Они молча продолжали свой путь к складу, каждый думал о своем. Пакгауз, построенный из массивных бревен, выглядел внушительно, как крепость. Кирилл барабанил в дверь, пока пожилой однорукий сторож не открыл им.
Когда глаза Захара освоились с полумраком, он увидел ряды шкур, свисавших со стропил подобно большим летучим мышам. Шкуры были растянуты на сушильных рамках; на деревянных подставках кипами лежали шкуры, готовые к отправке.

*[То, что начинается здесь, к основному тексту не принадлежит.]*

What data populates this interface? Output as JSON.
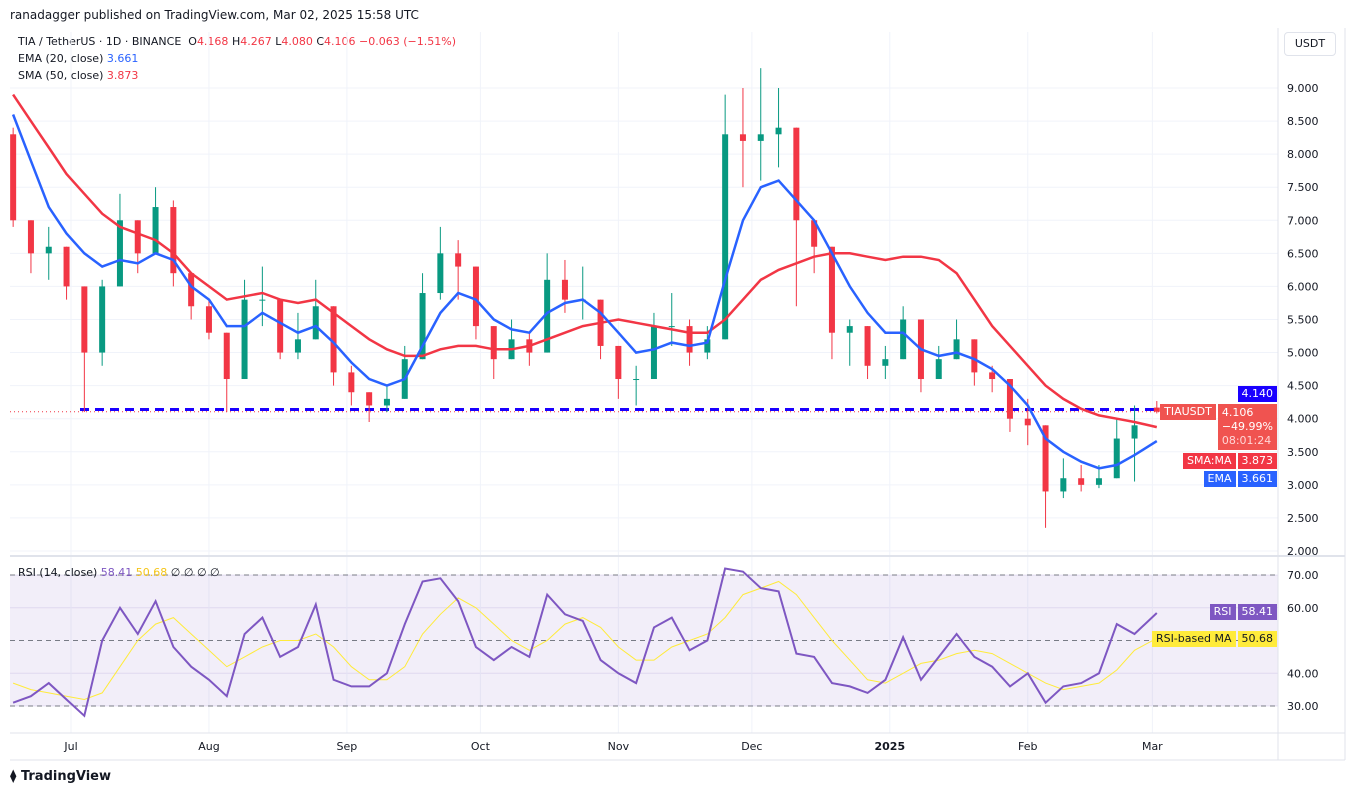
{
  "header": {
    "published": "ranadagger published on TradingView.com, Mar 02, 2025 15:58 UTC",
    "symbol": "TIA / TetherUS · 1D · BINANCE",
    "o_label": "O",
    "o": "4.168",
    "h_label": "H",
    "h": "4.267",
    "l_label": "L",
    "l": "4.080",
    "c_label": "C",
    "c": "4.106",
    "change": "−0.063 (−1.51%)",
    "ema_label": "EMA (20, close)",
    "ema_value": "3.661",
    "sma_label": "SMA (50, close)",
    "sma_value": "3.873",
    "rsi_label": "RSI (14, close)",
    "rsi_value": "58.41",
    "rsi_ma_value": "50.68",
    "rsi_extra": "∅ ∅ ∅ ∅"
  },
  "axis": {
    "currency": "USDT",
    "price_ticks": [
      "2.000",
      "2.500",
      "3.000",
      "3.500",
      "4.000",
      "4.500",
      "5.000",
      "5.500",
      "6.000",
      "6.500",
      "7.000",
      "7.500",
      "8.000",
      "8.500",
      "9.000"
    ],
    "rsi_ticks": [
      "30.00",
      "40.00",
      "60.00",
      "70.00"
    ],
    "time_ticks": [
      {
        "label": "Jul",
        "date": "2024-07-01"
      },
      {
        "label": "Aug",
        "date": "2024-08-01"
      },
      {
        "label": "Sep",
        "date": "2024-09-01"
      },
      {
        "label": "Oct",
        "date": "2024-10-01"
      },
      {
        "label": "Nov",
        "date": "2024-11-01"
      },
      {
        "label": "Dec",
        "date": "2024-12-01"
      },
      {
        "label": "2025",
        "date": "2025-01-01"
      },
      {
        "label": "Feb",
        "date": "2025-02-01"
      },
      {
        "label": "Mar",
        "date": "2025-03-01"
      }
    ]
  },
  "badges": {
    "level": "4.140",
    "symbol": "TIAUSDT",
    "price": "4.106",
    "pct": "−49.99%",
    "countdown": "08:01:24",
    "sma_tag": "SMA:MA",
    "sma_val": "3.873",
    "ema_tag": "EMA",
    "ema_val": "3.661",
    "rsi_tag": "RSI",
    "rsi_val": "58.41",
    "rsima_tag": "RSI-based MA",
    "rsima_val": "50.68"
  },
  "colors": {
    "up": "#089981",
    "down": "#f23645",
    "ema": "#2962ff",
    "sma": "#f23645",
    "rsi": "#7e57c2",
    "rsi_ma": "#ffeb3b",
    "level": "#1a00ff"
  },
  "footer": {
    "brand": "TradingView"
  },
  "chart_data": {
    "type": "candlestick",
    "price_range": [
      2.0,
      9.3
    ],
    "rsi_range": [
      20,
      80
    ],
    "rsi_band": [
      30,
      70
    ],
    "horizontal_level": 4.14,
    "grid": true,
    "columns": [
      "date",
      "open",
      "high",
      "low",
      "close",
      "ema20",
      "sma50",
      "rsi",
      "rsi_ma"
    ],
    "rows": [
      [
        "2024-06-18",
        8.3,
        8.4,
        6.9,
        7.0,
        8.6,
        8.9,
        31,
        37
      ],
      [
        "2024-06-22",
        7.0,
        6.9,
        6.2,
        6.5,
        7.9,
        8.5,
        33,
        35
      ],
      [
        "2024-06-26",
        6.5,
        6.9,
        6.1,
        6.6,
        7.2,
        8.1,
        37,
        34
      ],
      [
        "2024-06-30",
        6.6,
        6.6,
        5.8,
        6.0,
        6.8,
        7.7,
        32,
        33
      ],
      [
        "2024-07-04",
        6.0,
        6.0,
        4.1,
        5.0,
        6.5,
        7.4,
        27,
        32
      ],
      [
        "2024-07-08",
        5.0,
        6.1,
        4.8,
        6.0,
        6.3,
        7.1,
        50,
        34
      ],
      [
        "2024-07-12",
        6.0,
        7.4,
        6.0,
        7.0,
        6.4,
        6.9,
        60,
        42
      ],
      [
        "2024-07-16",
        7.0,
        7.0,
        6.2,
        6.5,
        6.35,
        6.8,
        52,
        50
      ],
      [
        "2024-07-20",
        6.5,
        7.5,
        6.5,
        7.2,
        6.5,
        6.7,
        62,
        55
      ],
      [
        "2024-07-24",
        7.2,
        7.3,
        6.0,
        6.2,
        6.4,
        6.5,
        48,
        57
      ],
      [
        "2024-07-28",
        6.2,
        6.2,
        5.5,
        5.7,
        6.0,
        6.2,
        42,
        52
      ],
      [
        "2024-08-01",
        5.7,
        5.8,
        5.2,
        5.3,
        5.8,
        6.0,
        38,
        47
      ],
      [
        "2024-08-05",
        5.3,
        5.3,
        4.1,
        4.6,
        5.4,
        5.8,
        33,
        42
      ],
      [
        "2024-08-09",
        4.6,
        6.1,
        4.6,
        5.8,
        5.4,
        5.85,
        52,
        45
      ],
      [
        "2024-08-13",
        5.8,
        6.3,
        5.4,
        5.8,
        5.6,
        5.9,
        57,
        48
      ],
      [
        "2024-08-17",
        5.8,
        5.8,
        4.9,
        5.0,
        5.45,
        5.8,
        45,
        50
      ],
      [
        "2024-08-21",
        5.0,
        5.6,
        4.9,
        5.2,
        5.3,
        5.75,
        48,
        50
      ],
      [
        "2024-08-25",
        5.2,
        6.1,
        5.2,
        5.7,
        5.4,
        5.8,
        61,
        52
      ],
      [
        "2024-08-29",
        5.7,
        5.7,
        4.5,
        4.7,
        5.15,
        5.6,
        38,
        48
      ],
      [
        "2024-09-02",
        4.7,
        4.8,
        4.2,
        4.4,
        4.85,
        5.4,
        36,
        42
      ],
      [
        "2024-09-06",
        4.4,
        4.4,
        3.95,
        4.2,
        4.6,
        5.2,
        36,
        38
      ],
      [
        "2024-09-10",
        4.2,
        4.5,
        4.1,
        4.3,
        4.5,
        5.05,
        40,
        38
      ],
      [
        "2024-09-14",
        4.3,
        5.1,
        4.3,
        4.9,
        4.6,
        4.95,
        55,
        42
      ],
      [
        "2024-09-18",
        4.9,
        6.2,
        4.9,
        5.9,
        5.1,
        4.95,
        68,
        52
      ],
      [
        "2024-09-22",
        5.9,
        6.9,
        5.8,
        6.5,
        5.6,
        5.05,
        69,
        58
      ],
      [
        "2024-09-26",
        6.5,
        6.7,
        5.8,
        6.3,
        5.9,
        5.1,
        62,
        63
      ],
      [
        "2024-09-30",
        6.3,
        6.3,
        5.2,
        5.4,
        5.8,
        5.1,
        48,
        60
      ],
      [
        "2024-10-04",
        5.4,
        5.4,
        4.6,
        4.9,
        5.5,
        5.05,
        44,
        55
      ],
      [
        "2024-10-08",
        4.9,
        5.5,
        4.9,
        5.2,
        5.35,
        5.05,
        48,
        50
      ],
      [
        "2024-10-12",
        5.2,
        5.3,
        4.8,
        5.0,
        5.3,
        5.1,
        45,
        47
      ],
      [
        "2024-10-16",
        5.0,
        6.5,
        5.0,
        6.1,
        5.6,
        5.2,
        64,
        50
      ],
      [
        "2024-10-20",
        6.1,
        6.4,
        5.6,
        5.8,
        5.75,
        5.3,
        58,
        55
      ],
      [
        "2024-10-24",
        5.8,
        6.3,
        5.5,
        5.8,
        5.8,
        5.4,
        56,
        57
      ],
      [
        "2024-10-28",
        5.8,
        5.8,
        4.9,
        5.1,
        5.6,
        5.45,
        44,
        54
      ],
      [
        "2024-11-01",
        5.1,
        5.1,
        4.3,
        4.6,
        5.3,
        5.5,
        40,
        48
      ],
      [
        "2024-11-05",
        4.6,
        4.8,
        4.2,
        4.6,
        5.0,
        5.45,
        37,
        44
      ],
      [
        "2024-11-09",
        4.6,
        5.6,
        4.6,
        5.4,
        5.05,
        5.4,
        54,
        44
      ],
      [
        "2024-11-13",
        5.4,
        5.9,
        5.1,
        5.4,
        5.15,
        5.35,
        57,
        48
      ],
      [
        "2024-11-17",
        5.4,
        5.5,
        4.8,
        5.0,
        5.1,
        5.3,
        47,
        50
      ],
      [
        "2024-11-21",
        5.0,
        5.4,
        4.9,
        5.2,
        5.15,
        5.3,
        50,
        52
      ],
      [
        "2024-11-25",
        5.2,
        8.9,
        5.2,
        8.3,
        6.1,
        5.5,
        72,
        57
      ],
      [
        "2024-11-29",
        8.3,
        9.0,
        7.5,
        8.2,
        7.0,
        5.8,
        71,
        64
      ],
      [
        "2024-12-03",
        8.2,
        9.3,
        7.6,
        8.3,
        7.5,
        6.1,
        66,
        66
      ],
      [
        "2024-12-07",
        8.3,
        9.0,
        7.8,
        8.4,
        7.6,
        6.25,
        65,
        68
      ],
      [
        "2024-12-11",
        8.4,
        8.4,
        5.7,
        7.0,
        7.3,
        6.35,
        46,
        64
      ],
      [
        "2024-12-15",
        7.0,
        7.0,
        6.2,
        6.6,
        7.0,
        6.45,
        45,
        57
      ],
      [
        "2024-12-19",
        6.6,
        6.6,
        4.9,
        5.3,
        6.5,
        6.5,
        37,
        50
      ],
      [
        "2024-12-23",
        5.3,
        5.5,
        4.8,
        5.4,
        6.0,
        6.5,
        36,
        44
      ],
      [
        "2024-12-27",
        5.4,
        5.4,
        4.6,
        4.8,
        5.6,
        6.45,
        34,
        38
      ],
      [
        "2024-12-31",
        4.8,
        5.1,
        4.6,
        4.9,
        5.3,
        6.4,
        38,
        37
      ],
      [
        "2025-01-04",
        4.9,
        5.7,
        4.9,
        5.5,
        5.3,
        6.45,
        51,
        40
      ],
      [
        "2025-01-08",
        5.5,
        5.5,
        4.4,
        4.6,
        5.05,
        6.45,
        38,
        43
      ],
      [
        "2025-01-12",
        4.6,
        5.1,
        4.6,
        4.9,
        4.95,
        6.4,
        45,
        44
      ],
      [
        "2025-01-16",
        4.9,
        5.5,
        4.9,
        5.2,
        5.0,
        6.2,
        52,
        46
      ],
      [
        "2025-01-20",
        5.2,
        5.2,
        4.5,
        4.7,
        4.9,
        5.8,
        45,
        47
      ],
      [
        "2025-01-24",
        4.7,
        4.8,
        4.4,
        4.6,
        4.75,
        5.4,
        42,
        46
      ],
      [
        "2025-01-28",
        4.6,
        4.6,
        3.8,
        4.0,
        4.5,
        5.1,
        36,
        43
      ],
      [
        "2025-02-01",
        4.0,
        4.3,
        3.6,
        3.9,
        4.2,
        4.8,
        40,
        40
      ],
      [
        "2025-02-05",
        3.9,
        3.9,
        2.35,
        2.9,
        3.7,
        4.5,
        31,
        37
      ],
      [
        "2025-02-09",
        2.9,
        3.4,
        2.8,
        3.1,
        3.5,
        4.3,
        36,
        35
      ],
      [
        "2025-02-13",
        3.1,
        3.3,
        2.9,
        3.0,
        3.35,
        4.15,
        37,
        36
      ],
      [
        "2025-02-17",
        3.0,
        3.3,
        2.95,
        3.1,
        3.25,
        4.05,
        40,
        37
      ],
      [
        "2025-02-21",
        3.1,
        4.0,
        3.1,
        3.7,
        3.3,
        4.0,
        55,
        41
      ],
      [
        "2025-02-25",
        3.7,
        4.2,
        3.05,
        3.9,
        3.45,
        3.95,
        52,
        47
      ],
      [
        "2025-03-02",
        4.168,
        4.267,
        4.08,
        4.106,
        3.661,
        3.873,
        58.41,
        50.68
      ]
    ]
  }
}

Повсюду стоял густой запах камфары.
Кирилл снял шкуру длиной примерно в два аршина и шириной в аршин.
— Вот он, лучший мех в мире. Ты поднеси его поближе к двери.
Захар взял шкуру в руки и стал разглядывать ее при белом дневном свете.
— Бобровая, — почтительно произнес Кирилл. — Эту хоть сейчас к скорняку. Хороша, правда?
Захар гладил плотный, блестящий, черный как смоль мех. Мех так и струился под его пальцами, бархатистее бархата, нежнее сливок. Захар прижал мех к щеке, зарылся в него лицом и заурчал от удовольствия.
— По-моему, грех убивать такого прекрасного зверя.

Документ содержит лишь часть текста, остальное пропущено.